Peki Colin'in söyledikleri ne kadar mantıklıydı? Seth'in sevecen kabilesindeki tek mantıklı, gerçek görüşlü insan oydu belki de. Yine de bunun beni nasıl etkilediği ortadaydı. Onun düşüncelerinin Seth'e nasıl da zarar verdiği ortadaydı. Bundan bahsettiğimiz zaman, sesindeki sakin tınının kaybolması, Colin'e ve onun düşüncelerine olan tahammül sınırlarını zorladığını gösteriyordu. 'Rahatsız oluyorum, Bree,' demişti Seth uykuya dalmadan önce. 'Beynine Colin ile ilgili bir anının ya da onun düşüncelerinin ufak bir parçasının bile girmesi kendimi huzursuz hissetmeme neden oluyor.'

Bunu söylerken sesi yuvarlanıyor gibi belirsiz çıkmıştı ve söyledikten kısa bir süre sonra uykuya dalmıştı. Bu dikkate almam gereken bir uyarıydı sadece ancak beynimde sönmüş bir ampulün yeniden yanmaya başladığı hissine kapılmıştım.
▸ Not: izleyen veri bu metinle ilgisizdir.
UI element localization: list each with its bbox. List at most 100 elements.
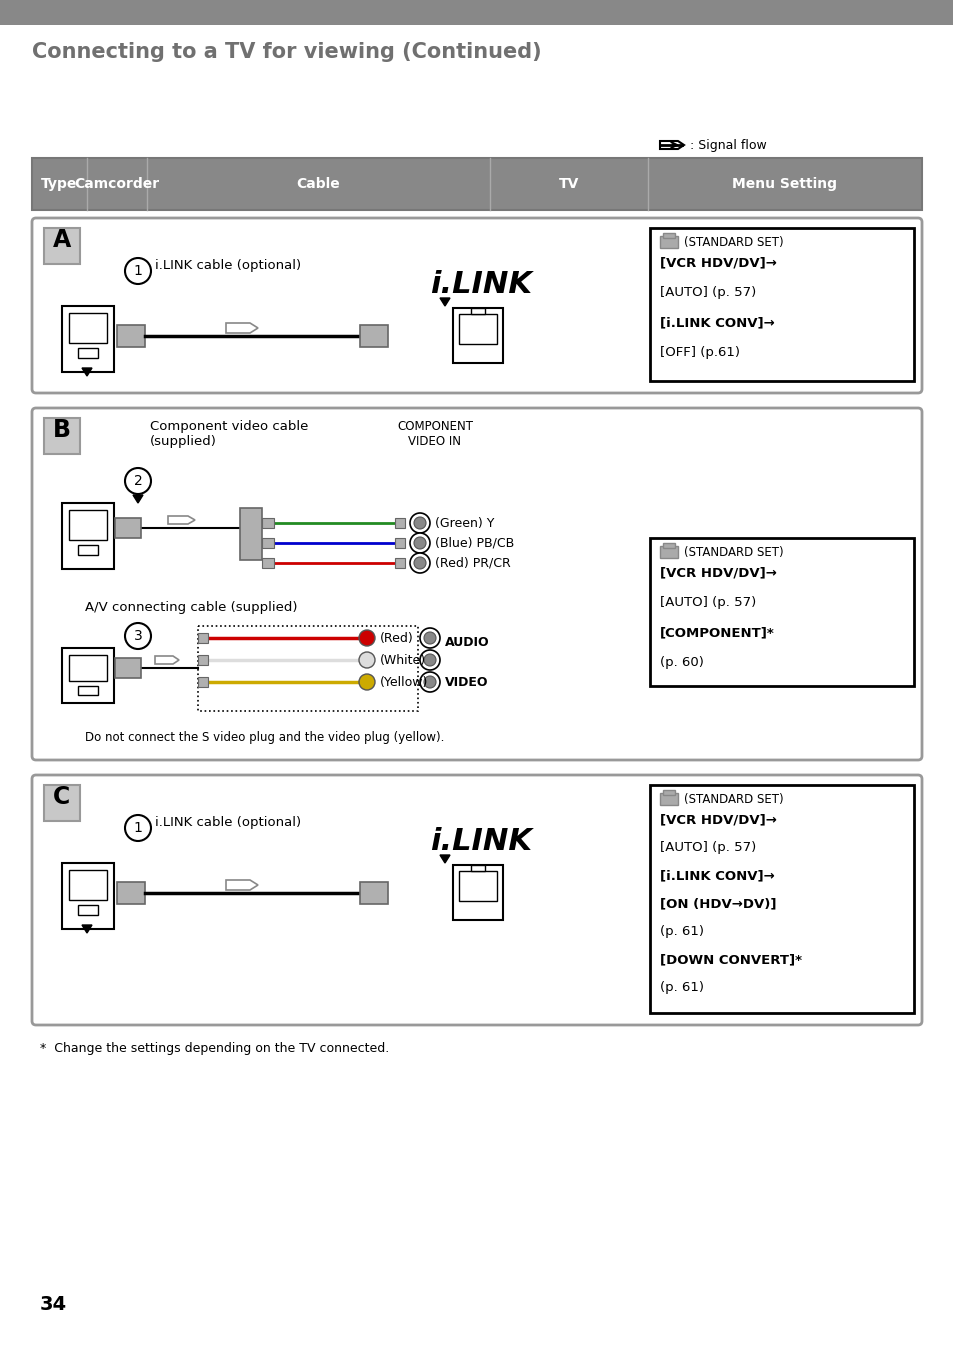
FancyBboxPatch shape [32,775,921,1025]
Bar [395,558,405,569]
Text: 1: 1 [133,265,142,278]
Text: (p. 61): (p. 61) [659,925,703,938]
Circle shape [423,676,436,688]
Text: i.LINK cable (optional): i.LINK cable (optional) [154,816,301,829]
Text: B: B [53,418,71,442]
Text: [VCR HDV/DV]→: [VCR HDV/DV]→ [659,256,776,269]
Circle shape [125,468,151,494]
Bar [62,305,113,372]
Text: *  Change the settings depending on the TV connected.: * Change the settings depending on the T… [40,1042,389,1054]
Bar [117,324,145,347]
Bar [453,308,502,364]
Bar [117,882,145,904]
Text: (STANDARD SET): (STANDARD SET) [683,546,782,559]
Bar [662,543,675,548]
Bar [44,228,80,265]
Text: (Red): (Red) [379,632,414,645]
Polygon shape [82,925,91,934]
Text: : Signal flow: : Signal flow [689,138,766,152]
Text: AUDIO: AUDIO [444,636,489,649]
Text: [AUTO] (p. 57): [AUTO] (p. 57) [659,286,756,299]
Circle shape [410,513,430,533]
Text: VIDEO: VIDEO [444,676,488,689]
Text: [COMPONENT]*: [COMPONENT]* [659,626,774,639]
Text: Type: Type [41,176,77,191]
Circle shape [419,628,439,649]
Text: [DOWN CONVERT]*: [DOWN CONVERT]* [659,953,801,966]
Text: Camcorder: Camcorder [74,176,159,191]
Circle shape [410,554,430,573]
Text: [ON (HDV→DV)]: [ON (HDV→DV)] [659,897,776,911]
Circle shape [125,623,151,649]
Polygon shape [439,855,450,863]
Bar [0,0,953,24]
Circle shape [125,258,151,284]
Bar [69,870,107,900]
Bar [78,546,98,555]
Bar [662,790,675,795]
Bar [62,503,113,569]
Text: (p. 60): (p. 60) [659,655,703,669]
Text: 2: 2 [133,474,142,489]
Bar [359,324,388,347]
Bar [458,313,497,345]
Text: [i.LINK CONV]→: [i.LINK CONV]→ [659,868,774,882]
Text: [OFF] (p.61): [OFF] (p.61) [659,346,740,360]
Bar [662,233,675,237]
Bar [78,687,98,695]
Bar [649,228,913,381]
Text: 3: 3 [133,630,142,643]
Bar [62,863,113,930]
Bar [395,518,405,528]
Bar [32,157,921,210]
Bar [649,784,913,1012]
Text: [AUTO] (p. 57): [AUTO] (p. 57) [659,841,756,854]
Text: [AUTO] (p. 57): [AUTO] (p. 57) [659,596,756,609]
Text: i.LINK cable (optional): i.LINK cable (optional) [154,259,301,271]
Bar [262,518,274,528]
Bar [115,658,141,678]
Bar [262,537,274,548]
Bar [659,236,678,248]
Text: 1: 1 [133,821,142,835]
Circle shape [125,816,151,841]
Bar [458,871,497,901]
Text: (Green) Y: (Green) Y [435,517,494,531]
Text: Menu Setting: Menu Setting [732,176,837,191]
Bar [198,632,208,643]
Bar [471,308,484,313]
Circle shape [414,537,426,550]
Bar [44,418,80,455]
Polygon shape [82,368,91,376]
FancyBboxPatch shape [32,408,921,760]
Text: Connecting to a TV for viewing (Continued): Connecting to a TV for viewing (Continue… [32,42,541,62]
Circle shape [410,533,430,554]
Text: 34: 34 [40,1295,67,1314]
Text: [VCR HDV/DV]→: [VCR HDV/DV]→ [659,566,776,579]
Bar [359,882,388,904]
Circle shape [414,556,426,569]
Text: (p. 61): (p. 61) [659,981,703,993]
Text: (White): (White) [379,654,426,668]
Bar [44,784,80,821]
Bar [659,546,678,558]
Bar [262,558,274,569]
Text: C: C [53,784,71,809]
Text: Cable: Cable [296,176,340,191]
Bar [69,313,107,343]
Text: TV: TV [558,176,578,191]
Text: (Red) PR/CR: (Red) PR/CR [435,556,510,570]
Bar [78,905,98,915]
Text: Component video cable
(supplied): Component video cable (supplied) [150,421,308,448]
Circle shape [358,651,375,668]
Circle shape [423,632,436,645]
Text: [i.LINK CONV]→: [i.LINK CONV]→ [659,316,774,328]
Circle shape [423,654,436,666]
Text: i.LINK: i.LINK [430,270,532,299]
Circle shape [419,650,439,670]
Bar [198,655,208,665]
Text: COMPONENT
VIDEO IN: COMPONENT VIDEO IN [396,421,473,448]
Bar [115,518,141,537]
Bar [395,537,405,548]
Bar [453,864,502,920]
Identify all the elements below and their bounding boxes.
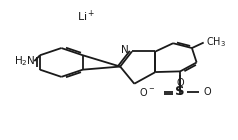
Text: $\mathregular{CH_3}$: $\mathregular{CH_3}$ [206,36,226,49]
Text: O: O [204,87,211,97]
Text: O$^-$: O$^-$ [139,86,155,98]
Text: S: S [175,85,185,98]
Text: O: O [176,78,184,88]
Text: N: N [121,45,129,55]
Text: Li$^+$: Li$^+$ [77,9,95,24]
Text: H$_2$N: H$_2$N [14,54,36,68]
Sanki bu zamana kadar hep orada olmasına rağmen ben farkına varmamıştım. Belki de ilk defa, bir insanı gerçekten düşünüyordum. Önceleri bunu bu kadar yoğun hissetmemiştim çünkü hayatımda hiçbir sorun yoktu. Başkalarını düşünmemi gerektirecek bir tehlike altında değildim ve sonucunun insanları etkileyeceği büyük bir hataya düşmediğim için başkalarının güvenliğinden sorumlu gibi hissetmemiştim. Ama Seth bunu söylediğinde gerçekten onu dinledim ve hemen o saniyede bir karara vardım.

Colin'in düşüncelerine ihtiyacım yoktu. Onlara neden gereksiz bir ilgi duyuyordum ki? Colin'in söyledikleri ne kadar mantıklı olursa olsun, beynimi bunlarla yormak amaçsız bir antrenmandan farksızdı. Benim için, bizim için sonucun değişmeyeceğini biliyordum zaten. Benim Colin'in düşüncelerine olan takıntım. Seth bunu görüyordu ve endişeleniyordu. Mantıklı olanın peşinde koşmam onu korkutuyordu çünkü kendi durumunun mantıklı hiçbir açıklaması olmadığının farkındaydı.